• hyperlipidemia;
  • type 2 diabetes;
  • peroxisome proliferator-activated receptor alpha;
  • peroxisome proliferator-activated receptor gamma


Objective: Preclinical evaluation of DRF 2655, a peroxisome proliferator-activated receptor alpha (PPARα) and PPARγ agonist, as a body-weight lowering, hypolipidemic and euglycemic agent.

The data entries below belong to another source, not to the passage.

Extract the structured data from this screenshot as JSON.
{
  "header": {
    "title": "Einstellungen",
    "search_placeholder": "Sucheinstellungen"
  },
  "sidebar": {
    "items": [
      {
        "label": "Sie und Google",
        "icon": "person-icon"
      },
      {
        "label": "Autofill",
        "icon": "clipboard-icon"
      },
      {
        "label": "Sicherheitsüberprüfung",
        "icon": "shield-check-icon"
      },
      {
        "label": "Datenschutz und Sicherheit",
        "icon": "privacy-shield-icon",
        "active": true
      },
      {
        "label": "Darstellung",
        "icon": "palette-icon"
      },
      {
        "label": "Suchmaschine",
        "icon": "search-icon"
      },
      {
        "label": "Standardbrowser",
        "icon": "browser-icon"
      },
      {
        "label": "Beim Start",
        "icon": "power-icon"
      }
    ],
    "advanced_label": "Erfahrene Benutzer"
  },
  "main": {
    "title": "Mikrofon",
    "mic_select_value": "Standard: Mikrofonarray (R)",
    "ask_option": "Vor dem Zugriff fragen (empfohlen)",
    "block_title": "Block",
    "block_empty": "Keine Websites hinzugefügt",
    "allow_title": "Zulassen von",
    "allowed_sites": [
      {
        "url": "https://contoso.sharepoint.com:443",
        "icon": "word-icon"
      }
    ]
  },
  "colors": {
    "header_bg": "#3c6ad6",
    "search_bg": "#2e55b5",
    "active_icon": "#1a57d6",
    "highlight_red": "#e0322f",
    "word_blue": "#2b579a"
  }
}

Research Methods and Procedures: DRF 2655 was studied in different genetic, normal, and hyperlipidemic animal models. HEK 293 cells were used to conduct the reporter-based transactivation of PPARα and PPARγ. To understand the biochemical mechanism of lipid-, body-weight-, and glucose-lowering effects, activities of key β-oxidation and lipid catabolism enzymes and gluconeogenic enzymes were studied in db/db mice treated with DRF 2655. 3T3L1 cells were used for adipogenesis study, and HepG2 cells were used to study the effect of DRF 2655 on total cholesterol and triglyceride synthesis using [14C]acetate and [3H]glycerol.

Results: DRF 2655 showed concentration-dependent transactivation of PPARα and PPARγ. In the 3T3L1 cell-differentiation study, DRF 2655 and rosiglitazone showed 369% and 471% increases, respectively, in triglyceride accumulation. DRF 2655 showed body-weight lowering and euglycemic and hypolipidemic effects in various animal models. db/db mice treated with DRF 2655 showed 5- and 3.6-fold inhibition in phosphoenolpyruvate carboxykinase and glucose 6-phosphatase activity and 651% and 77% increases in the β-oxidation enzymes carnitine palmitoyltransferase and carnitine acetyltransferase, respectively. HepG2 cells treated with DRF 2655 showed significant reduction in lipid synthesis.

Discussion: DRF 2655 showed excellent euglycemic and hypolipidemic activities in different animal models. An exciting finding is its body-weight lowering effect in these models, which might be mediated by the induction of target enzymes involved in hepatic lipid catabolism through PPARα activation.